Sekolah Menengah Kebangsaan Pengiran Omar (abbreviated SMKPO) is a secondary school located at the town of Sipitang, in the Interior Division of the state of Sabah, Malaysia. The school is listed as one of 90 pilot smart schools (Sekolah Bestari) in Malaysia. This school has achieved several awards for their academic and co-curricular performance and have also broken a Malaysian record.

==History==
The school was first established in January 1965 and was originally called Government Junior Secondary School Sipitang. Its original site was in the middle of the Sipitang town. In 1968, the building was destroyed by a typhoon, hence the classes had to be moved to the new buildings which were still under construction at that time, which location is between Kampung Menengah and Kampung Pelakat in 1973, the school was upgraded to a Government Secondary School and the school's name was changed to Sekolah Menengah Pengiran Omar Sipitang in order to commemorate the late Pengiran Omar bin Syaifuddin for donating the land where the school was built. The school was nominated to be a smart school in 1999.
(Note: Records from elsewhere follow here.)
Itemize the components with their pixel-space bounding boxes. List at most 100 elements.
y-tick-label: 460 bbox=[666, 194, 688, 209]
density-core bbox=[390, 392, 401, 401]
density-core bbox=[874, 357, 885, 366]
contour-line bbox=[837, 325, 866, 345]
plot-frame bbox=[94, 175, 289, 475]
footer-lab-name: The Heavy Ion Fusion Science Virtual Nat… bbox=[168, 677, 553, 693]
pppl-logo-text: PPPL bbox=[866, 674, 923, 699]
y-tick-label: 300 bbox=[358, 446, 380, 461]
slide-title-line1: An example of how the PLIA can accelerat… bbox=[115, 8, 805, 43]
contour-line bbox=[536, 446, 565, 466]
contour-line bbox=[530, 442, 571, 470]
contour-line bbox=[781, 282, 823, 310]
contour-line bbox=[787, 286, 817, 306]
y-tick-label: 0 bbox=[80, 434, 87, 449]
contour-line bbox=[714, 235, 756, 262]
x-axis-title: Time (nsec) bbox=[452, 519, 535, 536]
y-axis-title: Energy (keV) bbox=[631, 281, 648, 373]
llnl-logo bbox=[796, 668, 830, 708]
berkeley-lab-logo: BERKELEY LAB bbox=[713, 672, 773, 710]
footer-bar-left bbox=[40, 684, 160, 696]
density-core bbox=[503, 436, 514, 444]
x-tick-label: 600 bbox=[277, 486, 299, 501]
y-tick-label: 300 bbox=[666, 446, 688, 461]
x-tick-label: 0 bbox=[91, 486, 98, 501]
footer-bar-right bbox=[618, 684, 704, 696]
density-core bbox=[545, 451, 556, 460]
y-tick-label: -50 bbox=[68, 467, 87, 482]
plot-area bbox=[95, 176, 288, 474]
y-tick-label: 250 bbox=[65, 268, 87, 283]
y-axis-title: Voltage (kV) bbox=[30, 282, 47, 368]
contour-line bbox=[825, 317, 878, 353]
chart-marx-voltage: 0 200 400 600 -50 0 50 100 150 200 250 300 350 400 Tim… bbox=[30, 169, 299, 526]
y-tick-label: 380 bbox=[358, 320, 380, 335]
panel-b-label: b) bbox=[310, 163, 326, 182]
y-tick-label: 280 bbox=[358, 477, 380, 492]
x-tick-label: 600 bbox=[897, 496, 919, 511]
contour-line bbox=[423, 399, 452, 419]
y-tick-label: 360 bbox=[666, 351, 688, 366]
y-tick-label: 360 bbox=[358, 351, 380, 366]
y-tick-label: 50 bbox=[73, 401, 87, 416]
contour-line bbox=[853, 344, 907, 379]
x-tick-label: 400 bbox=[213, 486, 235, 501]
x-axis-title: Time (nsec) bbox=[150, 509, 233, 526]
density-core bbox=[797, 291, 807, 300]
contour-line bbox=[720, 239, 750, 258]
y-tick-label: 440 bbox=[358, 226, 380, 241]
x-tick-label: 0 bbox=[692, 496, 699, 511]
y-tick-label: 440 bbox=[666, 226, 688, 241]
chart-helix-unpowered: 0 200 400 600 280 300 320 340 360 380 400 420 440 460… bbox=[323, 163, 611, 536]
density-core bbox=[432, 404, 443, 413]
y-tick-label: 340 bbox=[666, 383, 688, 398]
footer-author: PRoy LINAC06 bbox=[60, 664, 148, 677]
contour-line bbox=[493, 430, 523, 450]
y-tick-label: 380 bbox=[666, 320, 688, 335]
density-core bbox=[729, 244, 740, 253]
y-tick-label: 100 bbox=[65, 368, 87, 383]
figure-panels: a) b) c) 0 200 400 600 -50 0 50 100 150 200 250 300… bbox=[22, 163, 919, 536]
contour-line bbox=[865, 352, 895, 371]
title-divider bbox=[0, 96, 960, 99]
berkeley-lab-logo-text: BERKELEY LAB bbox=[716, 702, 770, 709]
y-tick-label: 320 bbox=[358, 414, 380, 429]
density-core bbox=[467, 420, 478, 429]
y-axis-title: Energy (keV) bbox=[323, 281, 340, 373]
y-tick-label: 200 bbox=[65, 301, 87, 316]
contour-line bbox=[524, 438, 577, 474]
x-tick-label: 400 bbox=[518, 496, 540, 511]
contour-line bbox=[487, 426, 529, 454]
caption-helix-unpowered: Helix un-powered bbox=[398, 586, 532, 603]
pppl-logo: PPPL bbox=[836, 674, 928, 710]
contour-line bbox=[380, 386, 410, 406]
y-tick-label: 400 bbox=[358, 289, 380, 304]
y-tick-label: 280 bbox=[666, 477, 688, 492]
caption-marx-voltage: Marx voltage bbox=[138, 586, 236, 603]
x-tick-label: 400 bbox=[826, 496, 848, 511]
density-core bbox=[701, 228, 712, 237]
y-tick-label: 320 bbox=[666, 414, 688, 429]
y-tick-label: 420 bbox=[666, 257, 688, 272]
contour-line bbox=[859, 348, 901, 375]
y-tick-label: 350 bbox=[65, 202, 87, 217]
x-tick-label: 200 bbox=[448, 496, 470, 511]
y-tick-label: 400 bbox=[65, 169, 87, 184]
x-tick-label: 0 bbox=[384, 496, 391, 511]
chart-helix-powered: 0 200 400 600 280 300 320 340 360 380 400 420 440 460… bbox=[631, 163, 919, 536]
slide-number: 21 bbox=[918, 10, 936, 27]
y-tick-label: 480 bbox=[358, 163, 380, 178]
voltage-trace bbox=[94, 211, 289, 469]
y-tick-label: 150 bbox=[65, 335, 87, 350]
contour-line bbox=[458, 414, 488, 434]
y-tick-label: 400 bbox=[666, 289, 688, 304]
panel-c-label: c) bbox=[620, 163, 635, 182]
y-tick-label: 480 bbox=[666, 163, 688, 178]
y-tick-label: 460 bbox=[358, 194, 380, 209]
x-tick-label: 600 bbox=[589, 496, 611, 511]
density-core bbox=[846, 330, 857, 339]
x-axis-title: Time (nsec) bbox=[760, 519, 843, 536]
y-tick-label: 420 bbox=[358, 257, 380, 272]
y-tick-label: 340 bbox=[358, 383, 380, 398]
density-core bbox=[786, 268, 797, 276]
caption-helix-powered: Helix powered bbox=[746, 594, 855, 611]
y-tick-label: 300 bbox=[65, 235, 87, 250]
==Academic and co-curricular achievement==
The school is active in rugby. On 6 April 2008 the school won 3rd place in the under 16 age category in the state finals.

The school was recently nominated to inquire two program from the Ministry of Education for F1 in school and for robot building. They also have broken the Malaysian record for the longest (thank you) card.